Good afternoon,
We’re looking at H5Dread_multi
to read from multiple (1000s or more) datasets in a single call. Reading the [RFC] the new feature seems very promising, i.e. to my understanding the idea is to compute a list of offsets and sizes to read, sort the list by file offset, (maybe add checks to remove overlapping regions or join reads separated by small gaps), read collectively using MPI I/O. Then somehow HDF5 needs to convert the bytes to something the user expects (decompression, big/small endian, etc.).
To a naive reader none of this requires the following condition:
All datasets must be in the same HDF5 file, and each unique dataset may only be listed once. If this function is called collectively in parallel, each rank must pass exactly the same list of datasets in dset_id , though the other parameters may differ.
Our use case is that each MPI rank wants to read mostly distinct datasets; and therefore doesn’t seem to naturally satisfy the restriction mentioned above. The details about how many and how big each dataset is, have been described here [1]. However, feel free to ask for further information as needed.

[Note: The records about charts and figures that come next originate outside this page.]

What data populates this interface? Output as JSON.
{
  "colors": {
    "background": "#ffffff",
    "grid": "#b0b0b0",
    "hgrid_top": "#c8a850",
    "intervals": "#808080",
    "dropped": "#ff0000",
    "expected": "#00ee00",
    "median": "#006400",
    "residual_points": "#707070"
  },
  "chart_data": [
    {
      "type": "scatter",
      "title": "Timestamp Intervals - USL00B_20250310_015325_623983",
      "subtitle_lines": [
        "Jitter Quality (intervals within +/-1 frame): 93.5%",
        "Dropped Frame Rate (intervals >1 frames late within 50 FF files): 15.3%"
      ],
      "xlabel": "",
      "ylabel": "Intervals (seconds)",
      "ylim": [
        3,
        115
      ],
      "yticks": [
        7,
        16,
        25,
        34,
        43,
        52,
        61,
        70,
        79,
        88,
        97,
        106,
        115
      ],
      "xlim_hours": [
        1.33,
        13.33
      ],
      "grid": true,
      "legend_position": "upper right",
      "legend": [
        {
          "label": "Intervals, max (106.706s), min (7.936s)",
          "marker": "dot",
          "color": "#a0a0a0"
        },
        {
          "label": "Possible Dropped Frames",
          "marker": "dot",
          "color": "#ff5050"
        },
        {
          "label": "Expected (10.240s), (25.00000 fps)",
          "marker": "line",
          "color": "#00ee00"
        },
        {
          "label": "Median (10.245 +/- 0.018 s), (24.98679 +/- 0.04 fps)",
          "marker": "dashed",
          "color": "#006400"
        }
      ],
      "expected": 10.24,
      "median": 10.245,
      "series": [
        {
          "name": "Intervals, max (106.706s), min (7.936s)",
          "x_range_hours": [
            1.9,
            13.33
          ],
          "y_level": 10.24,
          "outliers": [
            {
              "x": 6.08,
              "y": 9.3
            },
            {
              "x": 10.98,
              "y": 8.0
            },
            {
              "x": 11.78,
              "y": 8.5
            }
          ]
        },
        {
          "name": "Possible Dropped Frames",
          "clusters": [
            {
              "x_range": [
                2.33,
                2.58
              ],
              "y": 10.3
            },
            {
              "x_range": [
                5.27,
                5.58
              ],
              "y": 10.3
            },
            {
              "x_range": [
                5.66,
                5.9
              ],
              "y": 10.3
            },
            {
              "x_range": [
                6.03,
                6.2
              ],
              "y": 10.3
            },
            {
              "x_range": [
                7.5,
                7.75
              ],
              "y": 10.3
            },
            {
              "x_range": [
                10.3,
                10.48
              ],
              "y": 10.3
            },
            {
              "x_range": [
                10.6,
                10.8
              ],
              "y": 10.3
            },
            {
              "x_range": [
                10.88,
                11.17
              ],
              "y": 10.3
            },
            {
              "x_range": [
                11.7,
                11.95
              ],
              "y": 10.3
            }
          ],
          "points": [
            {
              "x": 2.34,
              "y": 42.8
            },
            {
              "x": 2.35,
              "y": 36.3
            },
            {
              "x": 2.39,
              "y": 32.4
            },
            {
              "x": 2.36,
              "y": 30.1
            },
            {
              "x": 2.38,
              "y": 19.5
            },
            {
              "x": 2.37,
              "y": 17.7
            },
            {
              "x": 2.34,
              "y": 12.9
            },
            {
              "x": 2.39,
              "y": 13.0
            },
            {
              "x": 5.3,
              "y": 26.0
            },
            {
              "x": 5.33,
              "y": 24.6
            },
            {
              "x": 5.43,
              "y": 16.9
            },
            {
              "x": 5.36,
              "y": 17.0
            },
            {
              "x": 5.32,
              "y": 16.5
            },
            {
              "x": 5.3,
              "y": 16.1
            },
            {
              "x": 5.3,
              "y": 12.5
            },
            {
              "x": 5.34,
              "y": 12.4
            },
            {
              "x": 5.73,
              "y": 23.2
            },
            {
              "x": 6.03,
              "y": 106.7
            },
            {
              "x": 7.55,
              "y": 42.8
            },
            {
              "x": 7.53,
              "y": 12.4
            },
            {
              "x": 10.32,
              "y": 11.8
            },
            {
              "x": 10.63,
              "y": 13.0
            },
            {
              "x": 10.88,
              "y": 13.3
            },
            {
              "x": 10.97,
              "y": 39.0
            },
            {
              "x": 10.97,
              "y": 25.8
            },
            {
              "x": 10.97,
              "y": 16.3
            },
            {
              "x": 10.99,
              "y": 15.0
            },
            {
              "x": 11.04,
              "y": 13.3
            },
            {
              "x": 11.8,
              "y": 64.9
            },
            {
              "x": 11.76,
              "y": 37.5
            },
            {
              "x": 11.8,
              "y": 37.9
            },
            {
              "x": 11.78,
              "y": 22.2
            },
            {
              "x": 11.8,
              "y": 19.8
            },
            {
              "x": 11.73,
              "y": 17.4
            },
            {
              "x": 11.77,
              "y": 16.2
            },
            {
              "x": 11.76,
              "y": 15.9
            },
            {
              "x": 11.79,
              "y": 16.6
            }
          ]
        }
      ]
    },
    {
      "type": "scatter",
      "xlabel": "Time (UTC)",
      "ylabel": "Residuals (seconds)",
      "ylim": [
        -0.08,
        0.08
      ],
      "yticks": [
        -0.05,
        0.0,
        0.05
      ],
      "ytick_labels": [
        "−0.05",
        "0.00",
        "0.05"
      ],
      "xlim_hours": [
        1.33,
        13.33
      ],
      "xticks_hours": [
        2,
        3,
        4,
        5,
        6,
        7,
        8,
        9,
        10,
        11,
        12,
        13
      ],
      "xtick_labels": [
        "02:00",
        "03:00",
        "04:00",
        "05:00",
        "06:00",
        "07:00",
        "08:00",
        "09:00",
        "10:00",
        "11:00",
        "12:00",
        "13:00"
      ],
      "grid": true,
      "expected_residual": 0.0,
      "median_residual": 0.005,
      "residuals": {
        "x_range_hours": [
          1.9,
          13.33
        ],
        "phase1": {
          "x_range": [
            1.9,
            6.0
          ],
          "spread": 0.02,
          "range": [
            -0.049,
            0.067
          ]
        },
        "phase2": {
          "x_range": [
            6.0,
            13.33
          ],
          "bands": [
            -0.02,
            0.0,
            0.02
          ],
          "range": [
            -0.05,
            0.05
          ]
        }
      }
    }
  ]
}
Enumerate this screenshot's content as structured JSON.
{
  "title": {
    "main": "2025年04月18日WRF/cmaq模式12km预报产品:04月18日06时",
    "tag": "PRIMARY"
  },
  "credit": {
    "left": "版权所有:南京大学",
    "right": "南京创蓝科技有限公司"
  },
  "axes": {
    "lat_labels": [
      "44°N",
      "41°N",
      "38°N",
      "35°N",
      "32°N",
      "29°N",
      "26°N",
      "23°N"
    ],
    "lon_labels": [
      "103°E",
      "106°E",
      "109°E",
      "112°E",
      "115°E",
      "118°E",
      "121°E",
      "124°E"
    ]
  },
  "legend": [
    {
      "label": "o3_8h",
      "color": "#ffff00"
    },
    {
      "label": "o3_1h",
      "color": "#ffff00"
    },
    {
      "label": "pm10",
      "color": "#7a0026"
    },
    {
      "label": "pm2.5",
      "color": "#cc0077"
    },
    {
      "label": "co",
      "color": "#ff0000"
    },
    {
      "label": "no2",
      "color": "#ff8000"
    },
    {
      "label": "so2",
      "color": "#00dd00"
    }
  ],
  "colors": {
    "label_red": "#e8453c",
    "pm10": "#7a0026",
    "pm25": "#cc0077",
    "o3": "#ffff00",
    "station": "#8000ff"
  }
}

We have the following questions:
- Is
H5Dread_multi
intended to work in our usecase? If yes:- How would we use it? One idea would be to: exchange the names of all datasets; open all datasets on every MPI rank; and tell almost every MPI rank to read
0
elements. I’m skeptical of this approach, because it in some ways it increases the size of the problem proportional to the number of MPI ranks in order to benefit from improved access patterns to the parallel filesystem. - Can HIDs be
MPI_Allgather
ed or are only valid in the process they were created?
- How would we use it? One idea would be to: exchange the names of all datasets; open all datasets on every MPI rank; and tell almost every MPI rank to read
- If not: can this feature be extended to support the case of many small groups? Are there any plans to do so?
Thank you for your time and help.